Some unintentionally cringy shinanigans and odd exchanges prove awkward to sit through. “Don’t smoke afterwards,” Melinda tells an elderly customer who ordered chicken, “or else your tummy will go BOOM!” I still don’t know what to make of this line or the massive “BOOM” gesture she gives at the end of it.

Such oddities can quickly sink a hard-edged drama, but it’s easier to swallow in a cushy romantic weepy like this where the power of fate (and Sky City Casino) often writes the story.

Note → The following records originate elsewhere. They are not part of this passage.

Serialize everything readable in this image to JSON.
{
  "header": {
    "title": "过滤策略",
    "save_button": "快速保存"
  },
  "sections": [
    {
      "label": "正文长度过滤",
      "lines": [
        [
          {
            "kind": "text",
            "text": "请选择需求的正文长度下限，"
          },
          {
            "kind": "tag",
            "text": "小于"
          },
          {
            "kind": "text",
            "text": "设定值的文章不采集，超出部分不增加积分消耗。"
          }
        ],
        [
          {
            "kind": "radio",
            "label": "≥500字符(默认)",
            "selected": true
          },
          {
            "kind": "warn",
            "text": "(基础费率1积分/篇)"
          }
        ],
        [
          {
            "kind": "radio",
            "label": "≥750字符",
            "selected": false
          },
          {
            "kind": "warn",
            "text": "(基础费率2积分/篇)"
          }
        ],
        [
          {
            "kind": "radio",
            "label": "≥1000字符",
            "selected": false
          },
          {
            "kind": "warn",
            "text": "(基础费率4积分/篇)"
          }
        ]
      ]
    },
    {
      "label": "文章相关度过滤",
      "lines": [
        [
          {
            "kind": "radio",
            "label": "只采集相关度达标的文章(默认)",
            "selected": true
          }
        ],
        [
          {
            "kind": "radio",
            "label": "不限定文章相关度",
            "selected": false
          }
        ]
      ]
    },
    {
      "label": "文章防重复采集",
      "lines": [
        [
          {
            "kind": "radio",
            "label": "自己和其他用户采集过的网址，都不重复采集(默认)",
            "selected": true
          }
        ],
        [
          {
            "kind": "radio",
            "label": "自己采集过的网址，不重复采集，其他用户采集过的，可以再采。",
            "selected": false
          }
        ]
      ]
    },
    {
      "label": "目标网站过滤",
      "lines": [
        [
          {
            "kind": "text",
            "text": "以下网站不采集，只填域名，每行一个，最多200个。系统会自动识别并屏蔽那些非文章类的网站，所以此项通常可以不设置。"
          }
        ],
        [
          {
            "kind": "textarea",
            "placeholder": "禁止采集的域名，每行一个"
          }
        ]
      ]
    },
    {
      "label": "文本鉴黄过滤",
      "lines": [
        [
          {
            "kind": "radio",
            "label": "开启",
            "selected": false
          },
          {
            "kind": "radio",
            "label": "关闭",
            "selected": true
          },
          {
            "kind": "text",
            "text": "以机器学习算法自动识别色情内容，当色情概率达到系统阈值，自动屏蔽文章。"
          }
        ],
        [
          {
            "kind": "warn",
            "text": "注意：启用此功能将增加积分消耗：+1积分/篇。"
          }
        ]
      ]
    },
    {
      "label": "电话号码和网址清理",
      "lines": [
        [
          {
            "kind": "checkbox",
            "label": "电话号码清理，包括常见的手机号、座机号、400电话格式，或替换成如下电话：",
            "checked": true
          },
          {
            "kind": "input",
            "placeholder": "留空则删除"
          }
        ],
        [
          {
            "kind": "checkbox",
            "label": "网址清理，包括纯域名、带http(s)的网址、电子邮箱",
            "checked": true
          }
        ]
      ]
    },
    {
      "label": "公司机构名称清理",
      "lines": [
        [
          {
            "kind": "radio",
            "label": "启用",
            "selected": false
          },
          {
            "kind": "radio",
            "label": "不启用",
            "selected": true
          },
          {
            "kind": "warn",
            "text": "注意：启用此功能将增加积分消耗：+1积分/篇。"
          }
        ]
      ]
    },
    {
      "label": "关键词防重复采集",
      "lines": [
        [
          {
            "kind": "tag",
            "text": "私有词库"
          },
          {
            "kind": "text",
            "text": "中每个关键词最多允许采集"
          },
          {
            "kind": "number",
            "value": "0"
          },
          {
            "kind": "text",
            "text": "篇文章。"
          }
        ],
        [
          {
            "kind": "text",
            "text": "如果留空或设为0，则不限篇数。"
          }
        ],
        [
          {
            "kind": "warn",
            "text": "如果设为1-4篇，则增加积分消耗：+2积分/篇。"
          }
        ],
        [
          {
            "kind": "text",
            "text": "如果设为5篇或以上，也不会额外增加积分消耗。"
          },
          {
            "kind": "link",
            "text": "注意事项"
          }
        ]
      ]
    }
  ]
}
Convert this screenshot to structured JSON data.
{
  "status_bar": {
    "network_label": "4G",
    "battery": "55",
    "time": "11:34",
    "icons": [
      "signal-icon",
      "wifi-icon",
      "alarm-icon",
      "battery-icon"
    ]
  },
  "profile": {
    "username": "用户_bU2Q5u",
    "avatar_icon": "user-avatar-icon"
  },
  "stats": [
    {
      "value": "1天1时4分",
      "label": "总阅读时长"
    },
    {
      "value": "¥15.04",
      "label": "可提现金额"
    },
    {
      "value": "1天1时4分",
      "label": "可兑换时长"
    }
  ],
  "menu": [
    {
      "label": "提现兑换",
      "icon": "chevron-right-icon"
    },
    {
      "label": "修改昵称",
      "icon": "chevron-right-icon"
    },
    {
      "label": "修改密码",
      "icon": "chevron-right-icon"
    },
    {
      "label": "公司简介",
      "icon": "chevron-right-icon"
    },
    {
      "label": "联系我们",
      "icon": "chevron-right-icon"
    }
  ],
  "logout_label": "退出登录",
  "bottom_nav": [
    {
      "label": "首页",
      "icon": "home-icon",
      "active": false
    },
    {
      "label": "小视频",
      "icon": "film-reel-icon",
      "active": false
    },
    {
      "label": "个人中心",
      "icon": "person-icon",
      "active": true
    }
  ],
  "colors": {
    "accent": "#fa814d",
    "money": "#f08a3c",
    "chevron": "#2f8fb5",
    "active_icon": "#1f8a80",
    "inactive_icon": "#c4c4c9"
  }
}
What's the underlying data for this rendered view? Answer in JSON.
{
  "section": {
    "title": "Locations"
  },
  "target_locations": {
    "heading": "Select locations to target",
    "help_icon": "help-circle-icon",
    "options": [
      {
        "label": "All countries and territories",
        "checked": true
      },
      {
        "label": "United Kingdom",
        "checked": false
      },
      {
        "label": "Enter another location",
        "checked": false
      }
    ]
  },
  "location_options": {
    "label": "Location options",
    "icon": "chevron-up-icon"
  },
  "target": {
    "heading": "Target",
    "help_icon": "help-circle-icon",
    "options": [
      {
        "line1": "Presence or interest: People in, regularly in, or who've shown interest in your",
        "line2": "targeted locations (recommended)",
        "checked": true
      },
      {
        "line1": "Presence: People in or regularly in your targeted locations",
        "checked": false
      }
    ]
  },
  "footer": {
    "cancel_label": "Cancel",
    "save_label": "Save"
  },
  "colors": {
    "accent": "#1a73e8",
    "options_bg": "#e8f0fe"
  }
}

The film’s also just so damn wholesome that I found myself being swept up in the little victories in their humble life, like the sudden adoption of a stray doggo or the whale mural Dongfeng surprises Yun with.

Romance is key after all, and lead actors Huang Xuan and Yang Caiyu keep the heart beating with their sturdy portrayal of a common couple deep in mundane love. As flashbacks continue to jump back and forth in time, there’s a quiet hurt that creeps in when certain secrets are revealed—a hurt that turns into something quite bittersweet near the end.

With the aid of local producer Matt Noonan (Hunt for the Wilderpeople), sharp-eyed Kiwis will notice many neat production touches that help sell the era. My personal fave was seeing a poster of Shihad’s album Churn on young Dongfeng’s wall.

As an additional classy cultural touch, Pokarekare Ana acts as a musical motif throughout the film. From an upbeat rendition to a tear-jerking variation, as well as the original Te Reo track and a lovely Mandarin cover, it’s the perfect song for the film’s ultimate message. Home’s not a plot of land. It’s where the heart is, even if that love has moved on—to the clouds, perhaps.